We can further quantify how good our estimate is by determining the (empirical) risk. A common choice of risk is the Mean Square Error MSE, which corresponds to a quadratic loss function.

In [None]:
using Distributions
MSE(true_θ, post_mean, post_var) = (post_mean - true_θ)^2 + post_var

mse_prior = MSE(real_θ, 2, 1)
mse_post = MSE(real_θ, m_θ_t[end], v_θ_t[end])
mse_prior, mse_post

Clearly, our risk has significantly decreased after the inference.
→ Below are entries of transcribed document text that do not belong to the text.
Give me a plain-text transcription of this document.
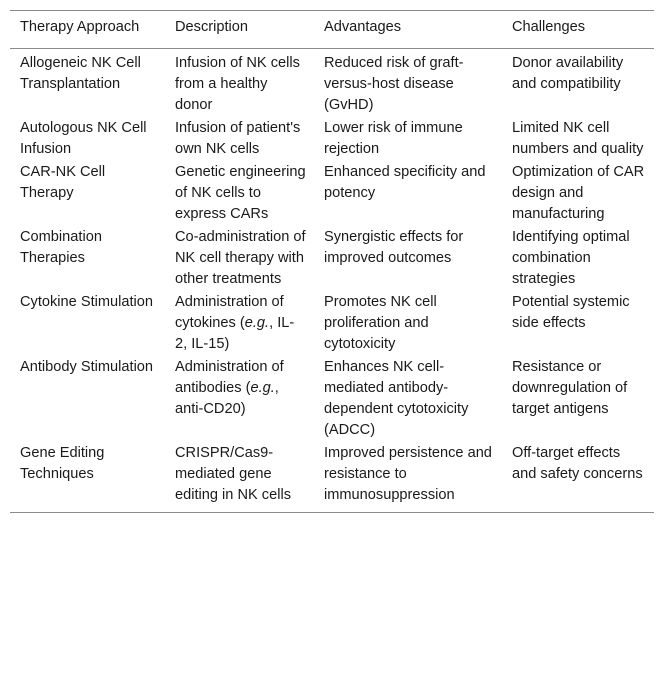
Therapy Approach	Description	Advantages	Challenges
Allogeneic NK Cell Transplantation	Infusion of NK cells from a healthy donor	Reduced risk of graft-versus-host disease (GvHD)	Donor availability and compatibility
Autologous NK Cell Infusion	Infusion of patient's own NK cells	Lower risk of immune rejection	Limited NK cell numbers and quality
CAR-NK Cell Therapy	Genetic engineering of NK cells to express CARs	Enhanced specificity and potency	Optimization of CAR design and manufacturing
Combination Therapies	Co-administration of NK cell therapy with other treatments	Synergistic effects for improved outcomes	Identifying optimal combination strategies
Cytokine Stimulation	Administration of cytokines (e.g., IL-2, IL-15)	Promotes NK cell proliferation and cytotoxicity	Potential systemic side effects
Antibody Stimulation	Administration of antibodies (e.g., anti-CD20)	Enhances NK cell-mediated antibody-dependent cytotoxicity (ADCC)	Resistance or downregulation of target antigens
Gene Editing Techniques	CRISPR/Cas9-mediated gene editing in NK cells	Improved persistence and resistance to immunosuppression	Off-target effects and safety concerns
We have to put the prior and posterior in different plots, because they have vastly different scales:

In [None]:
p_MSE_prior = plot(Distributions.Normal(2, 1), ylim = (0, 0.5), xlabel = L"θ", ylabel = "Density", label = L"Prior $θ$", title = "Prior")
vline!(p_MSE_prior, [real_θ], label = L"True $θ$")
annotate!(p_MSE_prior, (0.05, 0.95), (L"\textrm{MSE} = %$(round(mse_prior, sigdigits = 2))", 12, :left))
p_MSE_post = plot(Distributions.Normal(m_θ_t[end], sqrt(v_θ_t[end])), ylim = (0, 15), xlabel = L"θ", ylabel = "Density", label = L"Posterior $θ$",  title = "Posterior")
vline!([real_θ], label = L"True $θ$")
annotate!(p_MSE_post, (0.05, 0.95), (L"\textrm{MSE} = %$(round(mse_post, sigdigits = 2))", 12, :left))
p_MSE = plot(p_MSE_prior, p_MSE_post, layout = (1, 2), size = (800, 400), leftmargin = 6mm)
# savefig(p_MSE, "Results\\Explore\\UKF\\LSSM_1_block_Forney_MSE.pdf")

## Conclusion
Unfortunately, it does not seem to be possible to use a nonlinear Kalman filter for higher dimensional versions of our problem in ForneyLab. Hence, we must look to other approximate methods, since we do not have the time to implement such a nonlinear Kalman filter. We return to the [main Julia notebook](sysid-thermal-AR.ipynb).